Observational studies linking vitamin D deficiency with increased prostate cancer (PCa) mortality and the pleiotropic anticancer effects of vitamin D in malignant prostate cell lines have initiated trials examining potential therapeutic benefits of vitamin D metabolites. There have been some successes but efforts have been hindered by risk of inducing hypercalcemia. A limited number of studies have investigated associations between variants in vitamin D pathway genes with aggressive forms of PCa. Increased understanding of relevant germline genetic variation with disease outcome could aid in the development of vitamin-D-based therapies.
We undertook a comprehensive analysis of 48 tagging single-nucleotide polymorphisms (tagSNPs) in genes encoding for vitamin D receptor (VDR), vitamin D activating enzyme 1-α-hydroxylase (CYP27B1), and deactivating enzyme 24-hydroxylase (CYP24A1) in a cohort of 1,294 Caucasian cases with an average of 8 years of follow-up. Disease recurrence/progression and PCa-specific mortality risks were estimated using adjusted Cox proportional hazards regression.
There were 139 cases with recurrence/progression events and 57 cases who died of PCa.
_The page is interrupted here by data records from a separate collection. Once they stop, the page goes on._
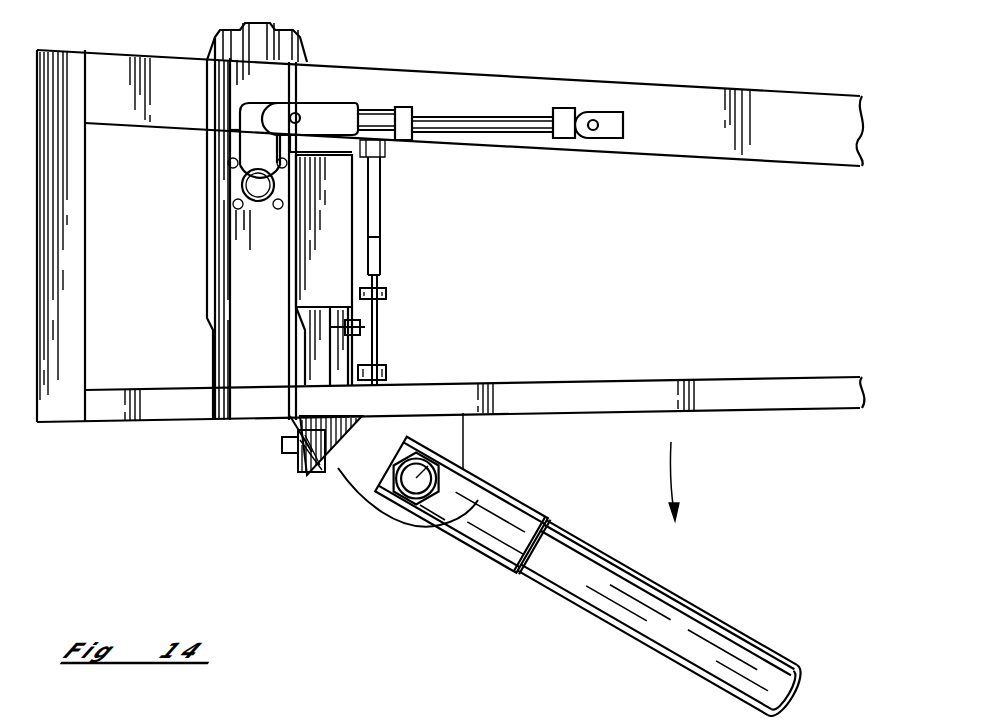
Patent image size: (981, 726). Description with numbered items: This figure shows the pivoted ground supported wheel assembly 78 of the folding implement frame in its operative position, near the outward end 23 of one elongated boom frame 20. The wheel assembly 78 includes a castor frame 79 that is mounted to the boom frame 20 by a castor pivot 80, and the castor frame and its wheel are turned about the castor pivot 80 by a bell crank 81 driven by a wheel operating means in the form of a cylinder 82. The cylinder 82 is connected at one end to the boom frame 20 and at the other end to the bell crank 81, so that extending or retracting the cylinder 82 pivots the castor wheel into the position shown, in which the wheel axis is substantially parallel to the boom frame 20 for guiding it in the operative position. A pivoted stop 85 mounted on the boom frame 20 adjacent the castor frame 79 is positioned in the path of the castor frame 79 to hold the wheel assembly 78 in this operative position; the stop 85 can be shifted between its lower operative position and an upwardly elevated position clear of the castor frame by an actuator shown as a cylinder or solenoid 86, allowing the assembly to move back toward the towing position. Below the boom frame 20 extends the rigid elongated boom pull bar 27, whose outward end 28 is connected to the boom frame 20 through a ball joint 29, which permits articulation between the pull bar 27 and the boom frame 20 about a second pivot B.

The boom frame 20 is at (603, 58).
The outward end 23 is at (182, 68).
The boom pull bar 27 is at (672, 586).
The outward end 28 is at (532, 509).
The ball joint 29 is at (393, 500).
The ground supported wheel assembly 78 is at (203, 253).
The castor frame 79 is at (347, 292).
The castor pivot 80 is at (252, 183).
The bell crank 81 is at (248, 127).
The cylinder 82 is at (493, 125).
The pivoted stop 85 is at (363, 332).
The cylinder or solenoid 86 is at (375, 228).
The second pivot B is at (463, 460).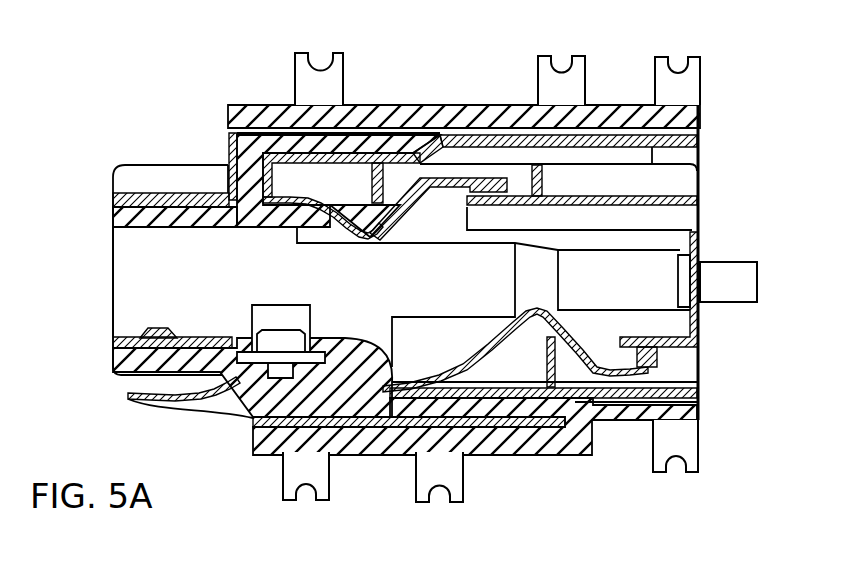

Significantly altered risks of recurrence/progression were observed in relation to genotype for two VDR tagSNPs (rs6823 and rs2071358) and two CYP24A1 tagSNPs (rs927650 and rs2762939). Three VDR tagSNPs (rs3782905, rs7299460, and rs11168314), one CYP27B1 tagSNP (rs3782130), and five CYP24A1 tagSNPs (rs3787557, rs4809960, rs2296241, rs2585428, and rs6022999) significantly altered risks of PCa death.
Genetic variations in vitamin D pathway genes were found to alter both risk of recurrence/progression and PCa-specific mortality. Prostate 70: 1448–1460, 2010. © 2010 Wiley-Liss, Inc.